Similitude de séquence protéique entre la protéine de tige proximale FlgF, la protéine de tige distale FlgG, et la protéine de crochet FlgE chez E. coli. Alors que FlgF et FlgG sont homologues sur toute leur longueur, FlgE contient une duplication intragénique à son extrémité N.
À partir de la matrice des relations et des alignements de séquences protéiques des gènes du noyau flagellaire d’E. coli, il est également possible de déduire l’ordre dans lequel nombre de ces gènes et leurs structures correspondantes sont nés. Les faibles niveaux d’identité protéique parmi ces paralogues, les paires paralogues sont entre 18% et 32% identiques, ont exigé que nous appliquions une méthode qui combine la sortie d’une série de programmes d’alignement multiple pour dériver un alignement de consensus. Les alignements sur les régions terminales des protéines, en particulier à l’extrémité C, offrent la plus grande confiance.
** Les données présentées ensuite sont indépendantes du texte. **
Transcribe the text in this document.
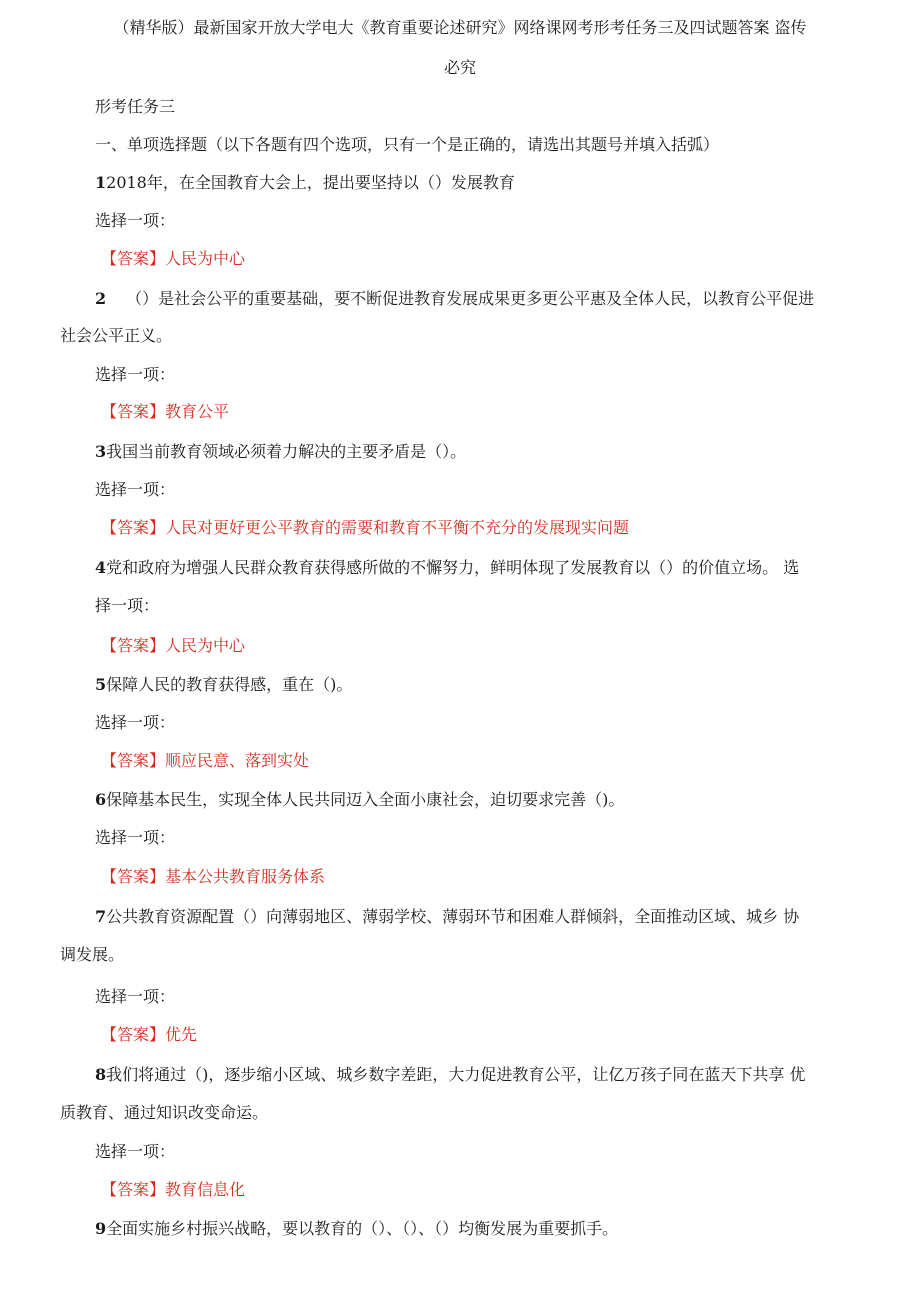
（精华版）最新国家开放大学电大《教育重要论述研究》网络课网考形考任务三及四试题答案 盗传
必究
形考任务三
一、单项选择题（以下各题有四个选项，只有一个是正确的，请选出其题号并填入括弧）
12018年，在全国教育大会上，提出要坚持以（）发展教育
选择一项：
【答案】人民为中心
2 （）是社会公平的重要基础，要不断促进教育发展成果更多更公平惠及全体人民，以教育公平促进
社会公平正义。
选择一项：
【答案】教育公平
3我国当前教育领域必须着力解决的主要矛盾是（）。
选择一项：
【答案】人民对更好更公平教育的需要和教育不平衡不充分的发展现实问题
4党和政府为增强人民群众教育获得感所做的不懈努力，鲜明体现了发展教育以（）的价值立场。 选
择一项：
【答案】人民为中心
5保障人民的教育获得感，重在（)。
选择一项：
【答案】顺应民意、落到实处
6保障基本民生，实现全体人民共同迈入全面小康社会，迫切要求完善（)。
选择一项：
【答案】基本公共教育服务体系
7公共教育资源配置（）向薄弱地区、薄弱学校、薄弱环节和困难人群倾斜，全面推动区域、城乡 协
调发展。
选择一项：
【答案】优先
8我们将通过（)，逐步缩小区域、城乡数字差距，大力促进教育公平，让亿万孩子同在蓝天下共享 优
质教育、通过知识改变命运。
选择一项：
【答案】教育信息化
9全面实施乡村振兴战略，要以教育的（）、（）、（）均衡发展为重要抓手。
Un arbre de voisinage non enraciné et un arbre de maximum de vraisemblance montrent que les protéines de la tige proviennent de FlgB ou FlgC, qui sont toutes deux des protéines courtes, et ont ensuite généré FlgF et FlgG (et la protéine crochet FlgE) par une série d’événements de duplication. Les relations évolutives de ces gènes flagellaires sont parallèles aux emplacements des protéines codées dans les flagelles contemporains. Les protéines de la tige proximale, puis distale, précèdent (à la fois sur le plan évolutif et physique) les protéines du crochet, qui ont précédé la jonction crochet-filament et les protéines du filament.